7.3. Il Collegio intende dare continuità ai principi di diritto richiamati, anche considerando che nessun diverso e convincente argomento emerge dal controricorso e dalla memoria della società. Il richiamo, fatto sia dalla CTC che dalla società controricorrente, alla sentenza di questa Corte n. 2830 del 07/02/2008, non giova alle tesi difensive della contribuente, atteso che in tale sentenza è stata, si, ritenuta la “perfetta uguaglianza” tra le basi imponibili IRPEG ed ILOR, ma sempre che non sussistessero norme agevolative (v. in motivazione: ” (…) la determinazione della base imponibile delle due imposte doveva avvenire sulla base di medesimi criteri, dovendo ritenersi la sussistenza di una perfetta uguaglianza tra le basi imponibili IRPEG ed ILOR in assenza di norme agevolative”). Nel caso di specie si e’, invece, in presenza della norma agevolativa di cui al D.P.R. n. 601 del 1973, art. 21 che consente l’esenzione Irpeg del 50% degli interessi relativi a mutui concessi ad enti pubblici, sicché – come evidenziato dalla ricorrente a pag. 25 del ricorso – la CTC avrebbe dovuto riprendere a tassazione, attraverso una variazione in aumento della base imponibile Irpeg, “la quota parte di interessi attivi non inseriti nella determinazione del reddito Irpeg, ma anche portare in diminuzione i redditi imponibili Irpeg ma esenti Ilor”.
8. La sentenza impugnata (n. 586 del 2012) deve, quindi, essere cassata, con rinvio alla CTR di Torino affinché proceda al ricalcolo della proporzione di deducibilità per interessi passivi e spese generali ai fini Ilor sulla base di principi di diritto innanzi esposti.
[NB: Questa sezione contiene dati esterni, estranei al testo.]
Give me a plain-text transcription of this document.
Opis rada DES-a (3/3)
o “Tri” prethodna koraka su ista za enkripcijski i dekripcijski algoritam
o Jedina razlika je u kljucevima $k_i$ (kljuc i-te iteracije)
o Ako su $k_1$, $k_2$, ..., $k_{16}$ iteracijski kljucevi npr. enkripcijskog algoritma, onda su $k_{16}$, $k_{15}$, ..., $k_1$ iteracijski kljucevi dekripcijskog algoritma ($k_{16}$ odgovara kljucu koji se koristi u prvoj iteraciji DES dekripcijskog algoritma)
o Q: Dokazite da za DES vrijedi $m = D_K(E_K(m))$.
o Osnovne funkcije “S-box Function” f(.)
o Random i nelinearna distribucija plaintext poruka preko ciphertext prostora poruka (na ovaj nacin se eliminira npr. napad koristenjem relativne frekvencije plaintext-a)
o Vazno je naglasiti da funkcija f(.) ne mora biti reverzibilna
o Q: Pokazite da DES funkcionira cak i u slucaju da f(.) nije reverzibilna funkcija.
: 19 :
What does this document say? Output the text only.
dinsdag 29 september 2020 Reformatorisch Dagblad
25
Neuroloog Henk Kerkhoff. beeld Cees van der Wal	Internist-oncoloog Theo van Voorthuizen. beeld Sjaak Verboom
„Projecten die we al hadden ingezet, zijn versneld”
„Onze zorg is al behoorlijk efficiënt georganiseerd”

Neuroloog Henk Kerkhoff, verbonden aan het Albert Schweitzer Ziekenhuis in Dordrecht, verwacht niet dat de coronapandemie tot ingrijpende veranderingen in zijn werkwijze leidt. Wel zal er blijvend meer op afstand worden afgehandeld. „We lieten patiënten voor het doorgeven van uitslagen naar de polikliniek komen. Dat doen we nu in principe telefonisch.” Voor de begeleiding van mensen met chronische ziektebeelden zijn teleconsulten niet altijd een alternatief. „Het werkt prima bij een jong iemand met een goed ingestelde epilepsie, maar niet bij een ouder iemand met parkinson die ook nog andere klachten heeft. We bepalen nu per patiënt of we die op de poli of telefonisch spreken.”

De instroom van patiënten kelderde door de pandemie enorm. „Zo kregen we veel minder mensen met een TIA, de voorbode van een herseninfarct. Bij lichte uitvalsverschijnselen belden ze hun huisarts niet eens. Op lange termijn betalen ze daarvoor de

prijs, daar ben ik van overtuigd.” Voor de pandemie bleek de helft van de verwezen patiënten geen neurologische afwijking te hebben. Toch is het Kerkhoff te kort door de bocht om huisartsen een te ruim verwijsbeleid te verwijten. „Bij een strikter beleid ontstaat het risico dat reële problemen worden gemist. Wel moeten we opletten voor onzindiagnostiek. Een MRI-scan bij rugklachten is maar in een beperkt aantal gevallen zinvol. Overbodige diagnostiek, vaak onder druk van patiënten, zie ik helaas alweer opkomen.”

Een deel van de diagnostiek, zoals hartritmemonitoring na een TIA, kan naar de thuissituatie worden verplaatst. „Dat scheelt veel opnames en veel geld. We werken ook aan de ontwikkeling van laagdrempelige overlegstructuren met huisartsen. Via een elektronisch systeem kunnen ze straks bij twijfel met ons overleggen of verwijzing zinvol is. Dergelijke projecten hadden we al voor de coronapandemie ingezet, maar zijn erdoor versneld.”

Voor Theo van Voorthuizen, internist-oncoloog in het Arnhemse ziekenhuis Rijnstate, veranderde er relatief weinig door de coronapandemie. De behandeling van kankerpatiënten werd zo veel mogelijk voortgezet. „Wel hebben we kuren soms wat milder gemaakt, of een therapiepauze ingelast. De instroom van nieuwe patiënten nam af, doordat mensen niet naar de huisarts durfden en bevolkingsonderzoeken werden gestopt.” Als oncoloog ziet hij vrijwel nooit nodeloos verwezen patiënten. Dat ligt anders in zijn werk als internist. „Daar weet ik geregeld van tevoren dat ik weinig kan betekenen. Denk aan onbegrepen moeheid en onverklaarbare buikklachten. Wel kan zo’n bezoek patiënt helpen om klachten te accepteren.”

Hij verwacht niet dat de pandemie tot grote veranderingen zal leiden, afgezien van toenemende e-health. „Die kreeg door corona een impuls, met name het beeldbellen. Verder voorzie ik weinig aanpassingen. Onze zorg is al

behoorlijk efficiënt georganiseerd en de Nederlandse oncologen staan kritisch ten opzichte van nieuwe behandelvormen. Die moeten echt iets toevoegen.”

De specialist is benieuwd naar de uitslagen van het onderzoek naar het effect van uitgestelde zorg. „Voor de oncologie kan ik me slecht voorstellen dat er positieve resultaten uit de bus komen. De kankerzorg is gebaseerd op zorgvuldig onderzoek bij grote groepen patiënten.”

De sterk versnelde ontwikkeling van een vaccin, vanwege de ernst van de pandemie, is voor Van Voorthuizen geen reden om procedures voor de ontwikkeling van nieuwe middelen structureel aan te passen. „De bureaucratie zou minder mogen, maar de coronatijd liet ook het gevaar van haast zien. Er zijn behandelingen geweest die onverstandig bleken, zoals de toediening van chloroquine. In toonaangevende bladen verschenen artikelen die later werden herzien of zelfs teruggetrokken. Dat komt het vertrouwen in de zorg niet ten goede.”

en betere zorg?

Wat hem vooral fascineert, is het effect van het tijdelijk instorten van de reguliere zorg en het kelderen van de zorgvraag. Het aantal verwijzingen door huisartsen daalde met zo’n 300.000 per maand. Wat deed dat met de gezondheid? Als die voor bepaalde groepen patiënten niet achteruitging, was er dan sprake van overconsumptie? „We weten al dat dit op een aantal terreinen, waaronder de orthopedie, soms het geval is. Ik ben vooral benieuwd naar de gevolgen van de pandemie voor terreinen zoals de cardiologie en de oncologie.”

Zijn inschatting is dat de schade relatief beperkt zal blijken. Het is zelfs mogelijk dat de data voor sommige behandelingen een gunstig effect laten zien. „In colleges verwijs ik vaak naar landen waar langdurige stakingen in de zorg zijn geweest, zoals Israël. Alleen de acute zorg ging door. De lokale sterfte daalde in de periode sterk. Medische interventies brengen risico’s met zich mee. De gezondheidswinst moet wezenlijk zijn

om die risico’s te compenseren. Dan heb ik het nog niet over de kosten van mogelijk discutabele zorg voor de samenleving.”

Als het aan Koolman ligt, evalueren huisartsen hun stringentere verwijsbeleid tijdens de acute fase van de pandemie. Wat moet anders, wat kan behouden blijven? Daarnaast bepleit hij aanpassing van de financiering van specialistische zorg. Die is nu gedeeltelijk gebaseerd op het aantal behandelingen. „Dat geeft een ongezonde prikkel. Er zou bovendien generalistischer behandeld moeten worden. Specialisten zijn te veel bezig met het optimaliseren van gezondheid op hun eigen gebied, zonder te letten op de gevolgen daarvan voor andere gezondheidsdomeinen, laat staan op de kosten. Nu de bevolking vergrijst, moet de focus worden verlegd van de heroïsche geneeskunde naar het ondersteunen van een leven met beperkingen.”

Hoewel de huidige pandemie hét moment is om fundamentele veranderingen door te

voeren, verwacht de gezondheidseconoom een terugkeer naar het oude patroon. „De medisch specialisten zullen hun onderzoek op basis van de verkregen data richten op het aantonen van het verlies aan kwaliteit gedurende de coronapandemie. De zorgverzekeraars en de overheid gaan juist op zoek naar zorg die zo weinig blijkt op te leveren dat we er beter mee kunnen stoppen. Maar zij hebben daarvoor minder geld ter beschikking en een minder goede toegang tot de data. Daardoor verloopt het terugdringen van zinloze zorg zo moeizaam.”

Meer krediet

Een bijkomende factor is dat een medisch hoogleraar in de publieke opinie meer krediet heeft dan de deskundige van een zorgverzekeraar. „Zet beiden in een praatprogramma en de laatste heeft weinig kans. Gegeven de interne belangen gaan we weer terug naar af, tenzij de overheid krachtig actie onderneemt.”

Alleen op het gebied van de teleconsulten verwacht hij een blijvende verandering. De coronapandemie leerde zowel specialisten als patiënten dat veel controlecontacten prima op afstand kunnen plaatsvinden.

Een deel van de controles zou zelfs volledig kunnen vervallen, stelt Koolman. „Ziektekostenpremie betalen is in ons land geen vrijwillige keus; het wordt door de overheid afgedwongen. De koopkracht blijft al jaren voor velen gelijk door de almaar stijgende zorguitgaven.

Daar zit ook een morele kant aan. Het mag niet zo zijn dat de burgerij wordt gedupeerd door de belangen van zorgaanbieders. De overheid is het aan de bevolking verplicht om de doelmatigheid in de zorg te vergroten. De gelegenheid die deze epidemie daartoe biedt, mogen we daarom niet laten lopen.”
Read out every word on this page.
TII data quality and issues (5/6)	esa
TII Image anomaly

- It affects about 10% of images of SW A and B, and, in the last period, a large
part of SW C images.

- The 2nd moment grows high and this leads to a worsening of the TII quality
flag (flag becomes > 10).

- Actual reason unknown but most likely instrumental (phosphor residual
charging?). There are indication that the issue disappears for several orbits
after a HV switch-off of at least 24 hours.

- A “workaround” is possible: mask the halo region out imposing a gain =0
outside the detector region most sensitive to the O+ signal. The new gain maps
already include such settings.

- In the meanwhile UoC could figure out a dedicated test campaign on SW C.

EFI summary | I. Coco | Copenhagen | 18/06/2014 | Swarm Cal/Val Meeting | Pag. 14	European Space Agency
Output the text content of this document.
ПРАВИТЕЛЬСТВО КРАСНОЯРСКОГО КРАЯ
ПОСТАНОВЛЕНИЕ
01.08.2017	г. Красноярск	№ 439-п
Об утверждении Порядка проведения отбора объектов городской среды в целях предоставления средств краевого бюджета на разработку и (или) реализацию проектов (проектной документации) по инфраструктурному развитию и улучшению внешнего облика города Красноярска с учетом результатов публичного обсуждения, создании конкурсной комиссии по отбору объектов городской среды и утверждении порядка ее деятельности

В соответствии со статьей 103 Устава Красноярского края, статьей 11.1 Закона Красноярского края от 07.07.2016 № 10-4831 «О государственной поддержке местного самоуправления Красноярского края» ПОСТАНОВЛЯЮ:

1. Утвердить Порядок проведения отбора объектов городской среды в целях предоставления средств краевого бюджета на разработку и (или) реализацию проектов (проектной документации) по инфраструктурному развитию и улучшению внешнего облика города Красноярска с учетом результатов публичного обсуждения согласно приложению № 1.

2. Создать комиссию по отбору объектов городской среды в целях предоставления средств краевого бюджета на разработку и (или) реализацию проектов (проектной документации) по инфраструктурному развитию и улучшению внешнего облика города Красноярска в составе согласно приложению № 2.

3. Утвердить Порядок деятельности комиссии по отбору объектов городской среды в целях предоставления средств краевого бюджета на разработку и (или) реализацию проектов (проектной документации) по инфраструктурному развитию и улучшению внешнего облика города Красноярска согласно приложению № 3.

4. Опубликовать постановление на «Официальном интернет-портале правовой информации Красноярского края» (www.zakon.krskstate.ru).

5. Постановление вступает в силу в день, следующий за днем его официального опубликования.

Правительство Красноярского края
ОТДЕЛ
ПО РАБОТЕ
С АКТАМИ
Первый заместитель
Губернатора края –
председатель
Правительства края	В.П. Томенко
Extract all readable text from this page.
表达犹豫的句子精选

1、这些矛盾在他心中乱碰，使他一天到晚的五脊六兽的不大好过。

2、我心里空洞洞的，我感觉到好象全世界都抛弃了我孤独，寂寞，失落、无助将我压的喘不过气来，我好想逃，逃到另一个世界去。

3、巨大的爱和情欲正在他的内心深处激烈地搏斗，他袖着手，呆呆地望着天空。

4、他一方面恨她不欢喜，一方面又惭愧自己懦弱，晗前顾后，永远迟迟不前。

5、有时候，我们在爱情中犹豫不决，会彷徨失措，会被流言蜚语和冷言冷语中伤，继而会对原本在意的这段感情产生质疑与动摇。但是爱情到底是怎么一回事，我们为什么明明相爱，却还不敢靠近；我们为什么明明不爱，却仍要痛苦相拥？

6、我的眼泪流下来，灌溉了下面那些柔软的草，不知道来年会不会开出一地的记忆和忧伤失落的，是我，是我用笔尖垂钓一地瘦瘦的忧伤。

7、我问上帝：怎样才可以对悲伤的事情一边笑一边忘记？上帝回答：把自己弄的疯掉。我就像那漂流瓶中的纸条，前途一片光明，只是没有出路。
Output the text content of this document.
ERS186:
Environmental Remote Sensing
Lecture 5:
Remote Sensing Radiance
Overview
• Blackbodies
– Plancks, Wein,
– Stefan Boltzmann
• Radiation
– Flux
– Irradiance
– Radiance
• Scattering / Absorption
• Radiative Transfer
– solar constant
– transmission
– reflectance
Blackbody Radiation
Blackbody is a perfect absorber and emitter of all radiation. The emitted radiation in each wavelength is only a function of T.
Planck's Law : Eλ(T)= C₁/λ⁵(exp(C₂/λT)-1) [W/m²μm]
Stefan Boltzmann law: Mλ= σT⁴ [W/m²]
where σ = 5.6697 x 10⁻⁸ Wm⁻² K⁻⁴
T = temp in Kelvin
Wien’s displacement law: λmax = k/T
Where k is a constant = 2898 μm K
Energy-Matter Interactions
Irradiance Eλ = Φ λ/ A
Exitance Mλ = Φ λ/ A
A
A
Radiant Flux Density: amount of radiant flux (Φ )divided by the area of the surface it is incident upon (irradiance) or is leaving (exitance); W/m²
9. La CTR in sede di rinvio dei giudizi riuniti è tenuta a provvedere anche in ordine alle spese di lite.
PQM
Dispone la riunione del ricorso n. R.G. 24390/2013 al ricorso n. RG. 13921/13.
Accoglie i ricorsi riuniti per quanto in motivazione, cassa le sentenze impugnate e rinvia alla CTR di Torino, in diversa composizione, cui demanda di provvedere in ordine alle spese del presente giudizio.
Così deciso in Roma, nella camera di consiglio della V sezione civile della Corte di Cassazione, il 22 giugno 2021.